Por: Jean Maninat
Pompeyo Márquez está de cumpleaños en estos días y nosotros con él. Ha sido una parte noble y valiente de la historia política de nuestro país. Ahora, cuando el culto a la desmemoria se ha entronizado, cuando se pretende que nuestra historia consta tan solo de dieciséis años, cuando recordar lo que fue la «IV república» es de mal gusto y mejor ni nombrarla -con sus luces y sus sombras- para no perturbar la tranquilidad del alzheimer colectivo que nos quieren imponer; su constancia, su talante de viejo luchador social, nos recuerda que hubo una vez otro país donde se podía convivir democráticamente, y el desacuerdo no significaba la aniquilación del otro.
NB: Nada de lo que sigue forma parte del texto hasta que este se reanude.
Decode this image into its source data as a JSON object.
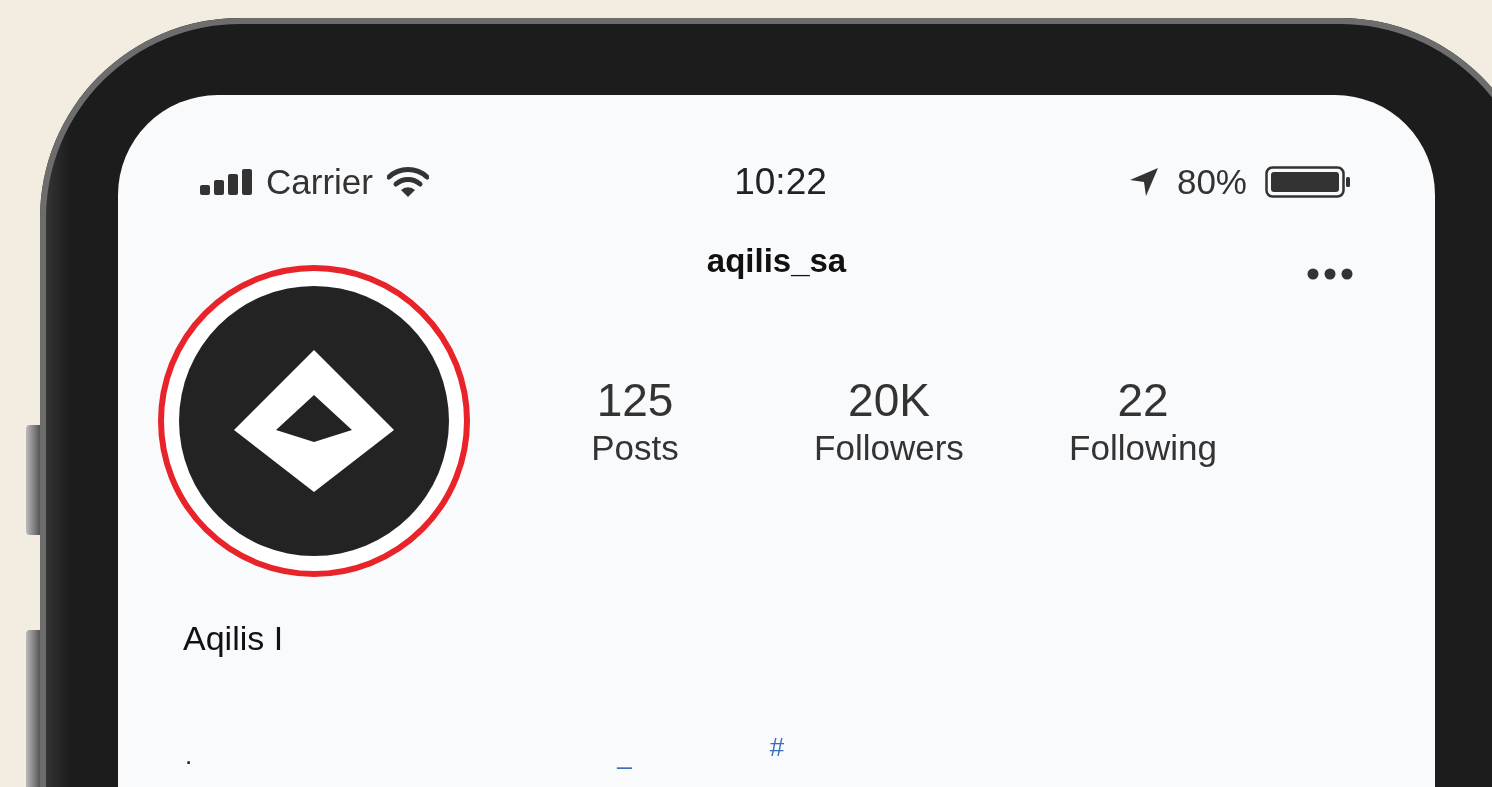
{
  "status_bar": {
    "carrier": "Carrier",
    "time": "10:22",
    "battery": "80%"
  },
  "header": {
    "username": "aqilis_sa"
  },
  "stats": [
    {
      "value": "125",
      "label": "Posts"
    },
    {
      "value": "20K",
      "label": "Followers"
    },
    {
      "value": "22",
      "label": "Following"
    }
  ],
  "profile": {
    "name": "Aqilis I"
  },
  "bio_fragments": [
    {
      "text": ".",
      "kind": "plain"
    },
    {
      "text": "_",
      "kind": "link"
    },
    {
      "text": "#",
      "kind": "link"
    }
  ]
}
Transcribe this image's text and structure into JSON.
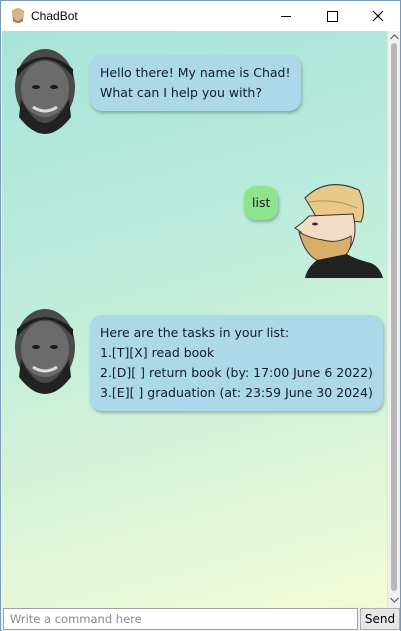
{
  "window": {
    "title": "ChadBot"
  },
  "messages": [
    {
      "sender": "bot",
      "lines": [
        "Hello there! My name is Chad!",
        "What can I help you with?"
      ]
    },
    {
      "sender": "user",
      "lines": [
        "list"
      ]
    },
    {
      "sender": "bot",
      "lines": [
        "Here are the tasks in your list:",
        "1.[T][X] read book",
        "2.[D][ ] return book (by: 17:00 June 6 2022)",
        "3.[E][ ] graduation (at: 23:59 June 30 2024)"
      ]
    }
  ],
  "input": {
    "placeholder": "Write a command here",
    "value": ""
  },
  "send_button": {
    "label": "Send"
  },
  "colors": {
    "bot_bubble": "#acd9ea",
    "user_bubble": "#8fe38c",
    "chat_gradient_top": "#a8e4d8",
    "chat_gradient_bottom": "#f4fbd6"
  },
  "icons": {
    "app": "chad-face-icon",
    "minimize": "minimize-icon",
    "maximize": "maximize-icon",
    "close": "close-icon",
    "bot_avatar": "chad-avatar",
    "user_avatar": "yes-chad-avatar"
  }
}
Ese país que era un referente democrático en la región, con alternancia en el gobierno, con separación de poderes, con un Parlamento efectivo -¿remember Carlos Andrés?- y respeto a las minorías, fue producto de hombres como Pompeyo, que asumieron sus ideas y supieron rectificar con coraje cuando les llegó la ocasión. Fue el mítico Santos Yorme, el militante comunista que organizó la resistencia -junto a otros- a la dictadura de Pérez Jiménez, y también el militante comunista que se alzó en armas en contra de la democracia. Luego rectificaría para separarse definitivamente del comunismo y fundar, junto a Teodoro Petkoff, el Movimiento al Socialismo (MAS), uno de los proyectos más innovadores -y desafortunados- de la izquierda democrática en el mundo. Desde entonces, ha sido sobre todo un militante de la democracia, y ya separado del MAS un sólido referente de la izquierda democrática en el país.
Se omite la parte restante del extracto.